We see this with other industries and in our home lives – you can use Facebook to log in to many other applications, for example. We are moving towards an environment dominated by ‘as a service’ offerings, public APIs, data exchange and cloud hosting – radically different from today’s landscape of custom, behind-the-firewall technology.

Domain support

As organisations ramp up their pursuit of innovation, the creation of multidisciplinary teams is increasingly common. We now see many organisations opening up project teams and diversifying their teams. Gone are the days of having 20 medicinal chemistry scientists sitting in a room, making project decisions – these are now cross discipline teams with scientists from all areas taking part. The natural extension to this is that the team is virtual and spread across multiple organisations, and meets in an e-room instead.

When reflecting on collaboration networks, the importance of supporting all the scientific disciplines with tools and data environments that cater to each of their needs becomes clear. Chemistry, biology, analytical, translational and simulation scientists also have their own requirements that must be supported within one environment as they work together on projects.

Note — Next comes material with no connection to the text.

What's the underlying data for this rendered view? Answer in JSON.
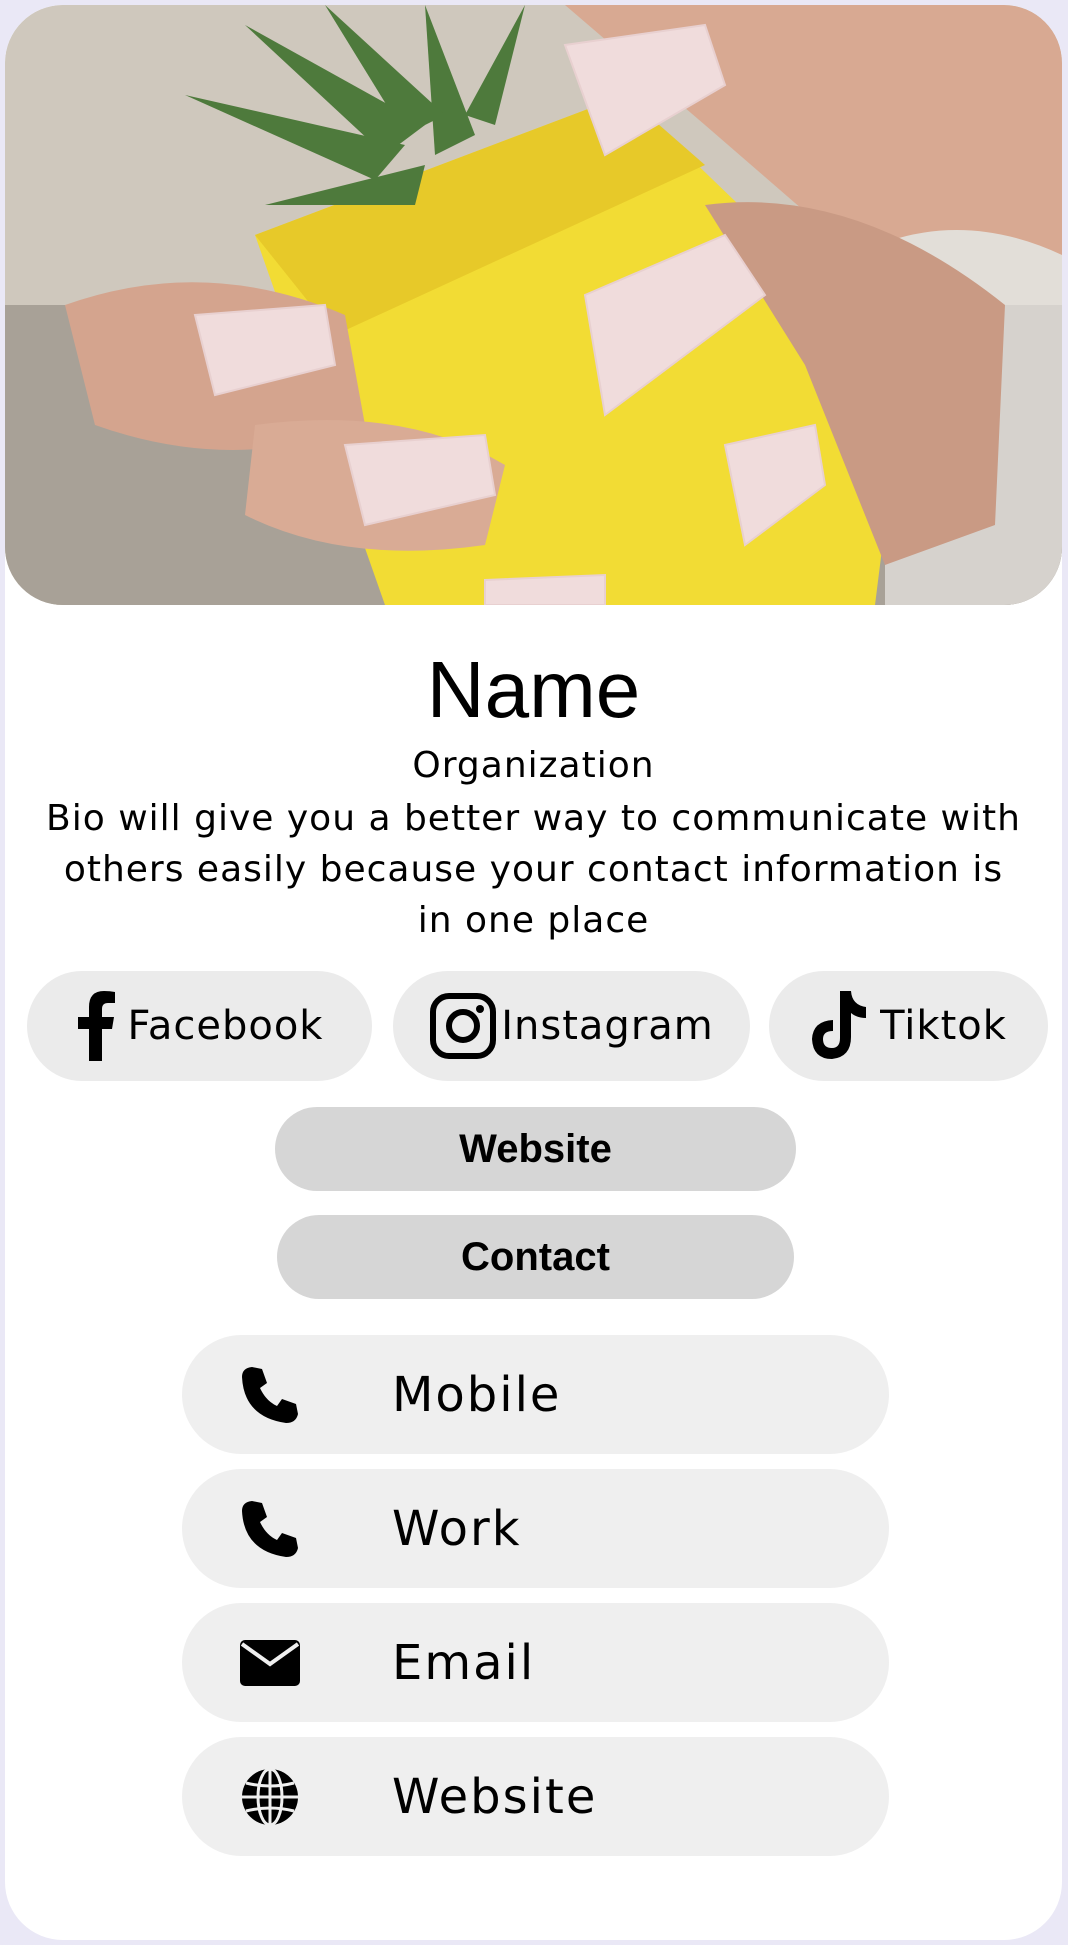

Each domain has distinct and specific needs, not only with regards to data types but also the tools they use to generate data. It therefore becomes more and more important for tools to be easily integrated into the collaboration environment. It may not be long before we see scientists using apps on demand, as and when needed. This of course brings up an array of questions for the application providers themselves, as they balance meeting the business and scientific needs of the end users.

SaaS, PaaS, XaaS

The future of all these systems is on the cloud – in some form or another. This brings with it another set of issues – not from a collaboration standpoint, but from a change in organisational mentality. It is clear that all R&D systems will be managed and delivered ‘as a service’ (Xaas) in the future. What is less clear is how this transition will occur and how long it will take for companies to acclimatise. Current trends suggest this will be sooner that we might think, with many companies adopting a cloud-first approach for all new informatics solutions.

Clearly then, this change of focus is diversifying the R&D environment. Larger companies are refining the way they operate to think and act more like ‘research hubs’, but they need to up their game. The barriers outlined earlier must be overcome, and results delivered, in a way that ensures there is simple on-boarding, simple management and a single point of knowledge – a single source of truth. There must be consumable, contextually rich data that is secure and aids decision making. Technology will need to serve diverse scientific domains, help commercial aspects to be managed with minimum fuss, and of course, give scientists easy access to data from almost any device.

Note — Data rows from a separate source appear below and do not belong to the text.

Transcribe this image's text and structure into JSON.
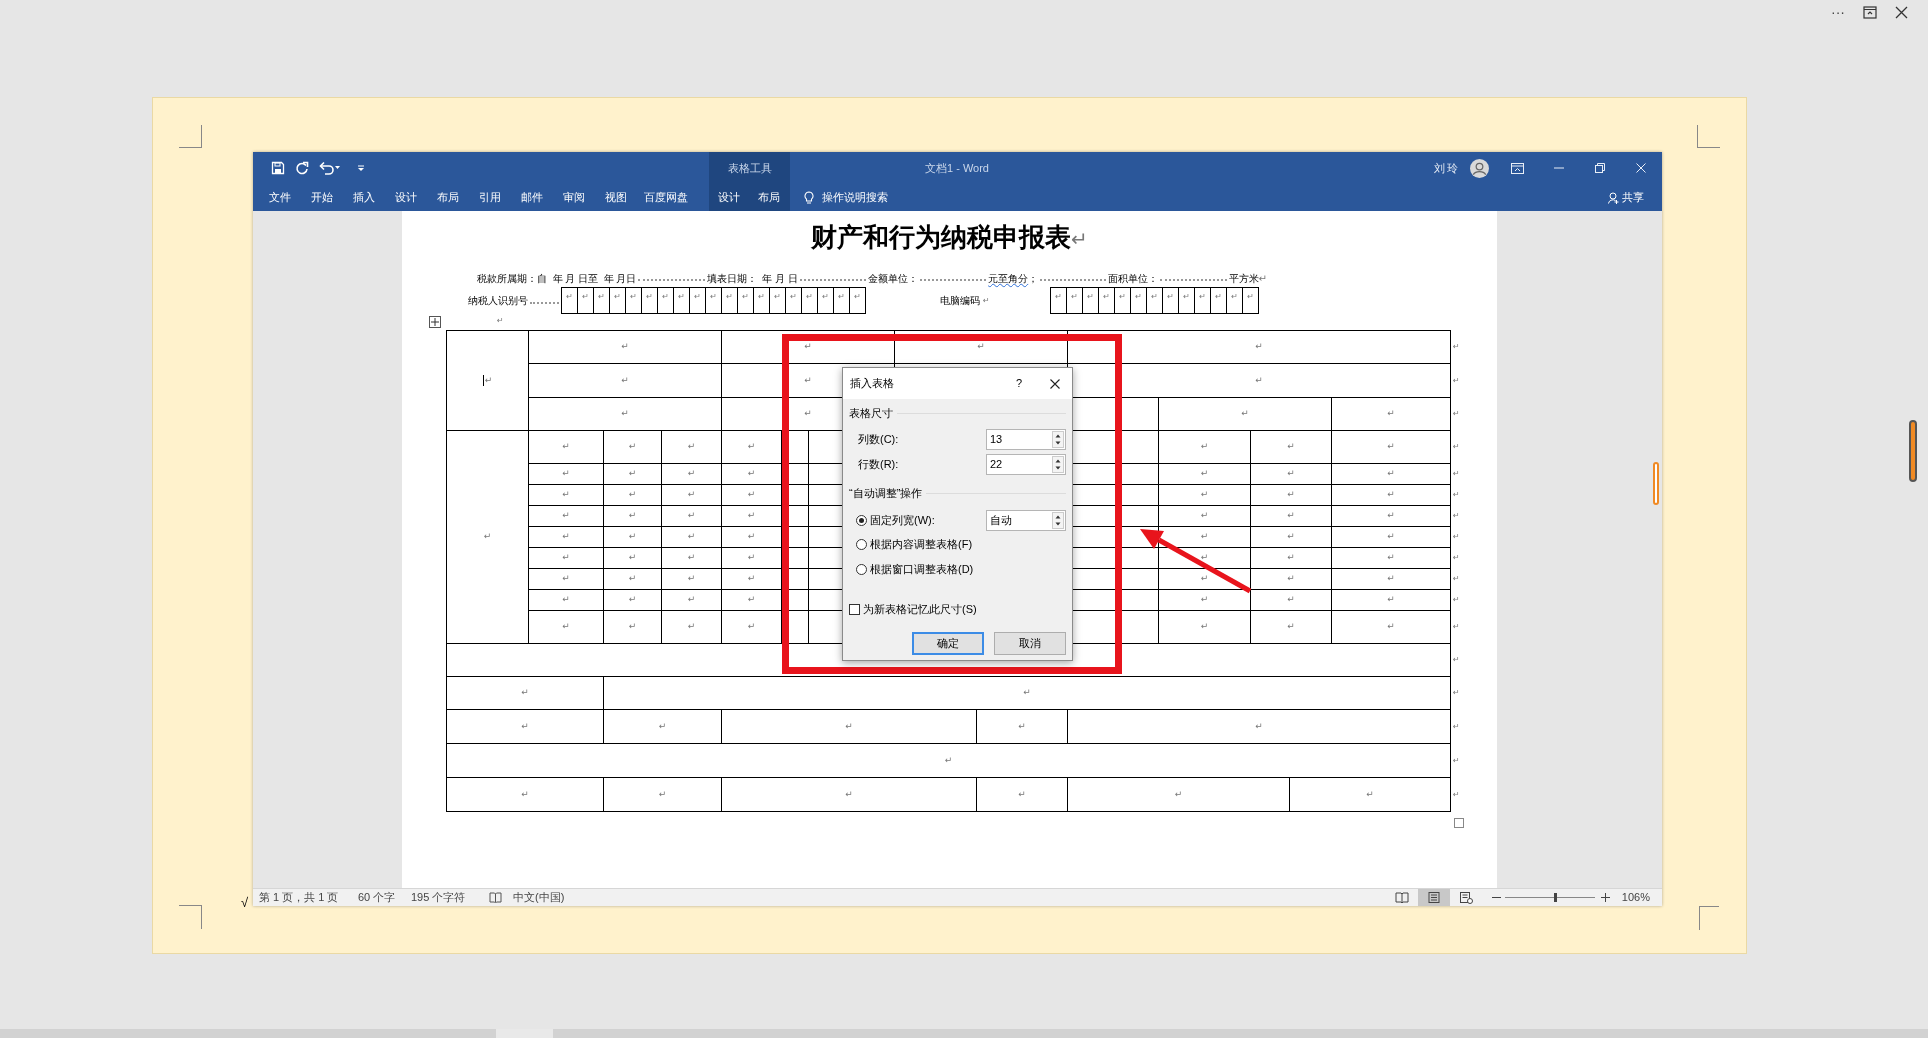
{
  "viewer": {
    "more": "···",
    "check": "√"
  },
  "word": {
    "context_header": "表格工具",
    "title": "文档1 - Word",
    "user": "刘玲",
    "tabs": [
      {
        "label": "文件",
        "contextual": false
      },
      {
        "label": "开始",
        "contextual": false
      },
      {
        "label": "插入",
        "contextual": false
      },
      {
        "label": "设计",
        "contextual": false
      },
      {
        "label": "布局",
        "contextual": false
      },
      {
        "label": "引用",
        "contextual": false
      },
      {
        "label": "邮件",
        "contextual": false
      },
      {
        "label": "审阅",
        "contextual": false
      },
      {
        "label": "视图",
        "contextual": false
      },
      {
        "label": "百度网盘",
        "contextual": false
      },
      {
        "label": "设计",
        "contextual": true
      },
      {
        "label": "布局",
        "contextual": true
      }
    ],
    "search": "操作说明搜索",
    "share": "共享"
  },
  "document": {
    "title": "财产和行为纳税申报表",
    "title_mark": "↵",
    "header_line": [
      {
        "text": "税款所属期：自  年 月 日至  年 月日",
        "kind": "label",
        "leader": false
      },
      {
        "text": "填表日期：  年 月 日",
        "kind": "label",
        "leader": true
      },
      {
        "text": "金额单位：",
        "kind": "label",
        "leader": true
      },
      {
        "text": "元至角分",
        "kind": "proofing",
        "leader": true
      },
      {
        "text": "；",
        "kind": "label",
        "leader": false
      },
      {
        "text": "面积单位：",
        "kind": "label",
        "leader": true
      },
      {
        "text": "平方米",
        "kind": "label",
        "leader": true
      },
      {
        "text": "↵",
        "kind": "mark",
        "leader": false
      }
    ],
    "id_label": "纳税人识别号",
    "id_boxes": [
      "↵",
      "↵",
      "↵",
      "↵",
      "↵",
      "↵",
      "↵",
      "↵",
      "↵",
      "↵",
      "↵",
      "↵",
      "↵",
      "↵",
      "↵",
      "↵",
      "↵",
      "↵",
      "↵"
    ],
    "code_label": "电脑编码",
    "code_mark": "↵",
    "code_boxes": [
      "↵",
      "↵",
      "↵",
      "↵",
      "↵",
      "↵",
      "↵",
      "↵",
      "↵",
      "↵",
      "↵",
      "↵",
      "↵"
    ],
    "paragraph_mark": "↵"
  },
  "table": {
    "rows": [
      {
        "cells": [
          "↵",
          "↵",
          "↵",
          "↵",
          "↵"
        ],
        "end": "↵"
      },
      {
        "cells": [
          "↵",
          "↵",
          "↵"
        ],
        "end": "↵"
      },
      {
        "cells": [
          "↵",
          "↵",
          "↵",
          "↵"
        ],
        "end": "↵"
      },
      {
        "cells": [
          "↵",
          "↵",
          "↵",
          "↵",
          "↵",
          "↵",
          "↵",
          "↵"
        ],
        "end": "↵"
      },
      {
        "cells": [
          "↵",
          "↵",
          "↵",
          "↵",
          "↵",
          "↵",
          "↵"
        ],
        "end": "↵"
      },
      {
        "cells": [
          "↵",
          "↵",
          "↵",
          "↵",
          "↵",
          "↵",
          "↵"
        ],
        "end": "↵"
      },
      {
        "cells": [
          "↵",
          "↵",
          "↵",
          "↵",
          "↵",
          "↵",
          "↵"
        ],
        "end": "↵"
      },
      {
        "cells": [
          "↵",
          "↵",
          "↵",
          "↵",
          "↵",
          "↵",
          "↵"
        ],
        "end": "↵"
      },
      {
        "cells": [
          "↵",
          "↵",
          "↵",
          "↵",
          "↵",
          "↵",
          "↵"
        ],
        "end": "↵"
      },
      {
        "cells": [
          "↵",
          "↵",
          "↵",
          "↵",
          "↵",
          "↵",
          "↵"
        ],
        "end": "↵"
      },
      {
        "cells": [
          "↵",
          "↵",
          "↵",
          "↵",
          "↵",
          "↵",
          "↵"
        ],
        "end": "↵"
      },
      {
        "cells": [
          "↵",
          "↵",
          "↵",
          "↵",
          "↵",
          "↵",
          "↵"
        ],
        "end": "↵"
      },
      {
        "end": "↵"
      },
      {
        "cells": [
          "↵",
          "↵"
        ],
        "end": "↵"
      },
      {
        "cells": [
          "↵",
          "↵",
          "↵",
          "↵",
          "↵"
        ],
        "end": "↵"
      },
      {
        "cells": [
          "↵"
        ],
        "end": "↵"
      },
      {
        "cells": [
          "↵",
          "↵",
          "↵",
          "↵",
          "↵",
          "↵"
        ],
        "end": "↵"
      }
    ]
  },
  "dialog": {
    "title": "插入表格",
    "help": "?",
    "section_size": "表格尺寸",
    "fields": [
      {
        "label": "列数(C):",
        "value": "13"
      },
      {
        "label": "行数(R):",
        "value": "22"
      }
    ],
    "section_autofit": "“自动调整”操作",
    "options": [
      {
        "label": "固定列宽(W):",
        "selected": true,
        "value": "自动"
      },
      {
        "label": "根据内容调整表格(F)",
        "selected": false
      },
      {
        "label": "根据窗口调整表格(D)",
        "selected": false
      }
    ],
    "remember": {
      "label": "为新表格记忆此尺寸(S)",
      "checked": false
    },
    "buttons": [
      {
        "label": "确定",
        "default": true
      },
      {
        "label": "取消",
        "default": false
      }
    ]
  },
  "status_bar": {
    "page": "第 1 页，共 1 页",
    "words": "60 个字",
    "chars": "195 个字符",
    "language": "中文(中国)",
    "views": [
      {
        "kind": "read",
        "selected": false
      },
      {
        "kind": "print",
        "selected": true
      },
      {
        "kind": "web",
        "selected": false
      }
    ],
    "zoom_slider": {
      "level": 0.55
    },
    "zoom": "106%"
  }
}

It could be argued that this is what informatics, supporting an R&D environment, should do now – and that most aspects are catered for with the current landscape of informatics tools. However, as organisations continue to break down their external walls, the sheer complexity of communications, data security and IP challenges make the next decade in R&D an intriguing prospect. These change factors offer opportunities for disruptive technologies, new ideas and new solutions to come in and fill the gaps. All things considered, we might just be seeing the rebirth of R&D informatics into the 21st century. DDW

This article originally featured in the DDW Summer 2015 Issue

As Vice-President of Strategic Solutions, Dr Paul Denny-Gouldson heads the overall strategic planning for the various market verticals and scientific domains in which IDBS works. He joined IDBS in 2005 as part of the acquisition of his ELN company and has spearheaded the drive to make E-WorkBook the market leader. Paul obtained his PhD in Computational Biology from Essex University in 1996, and has authored more than 25 scientific papers and book chapters.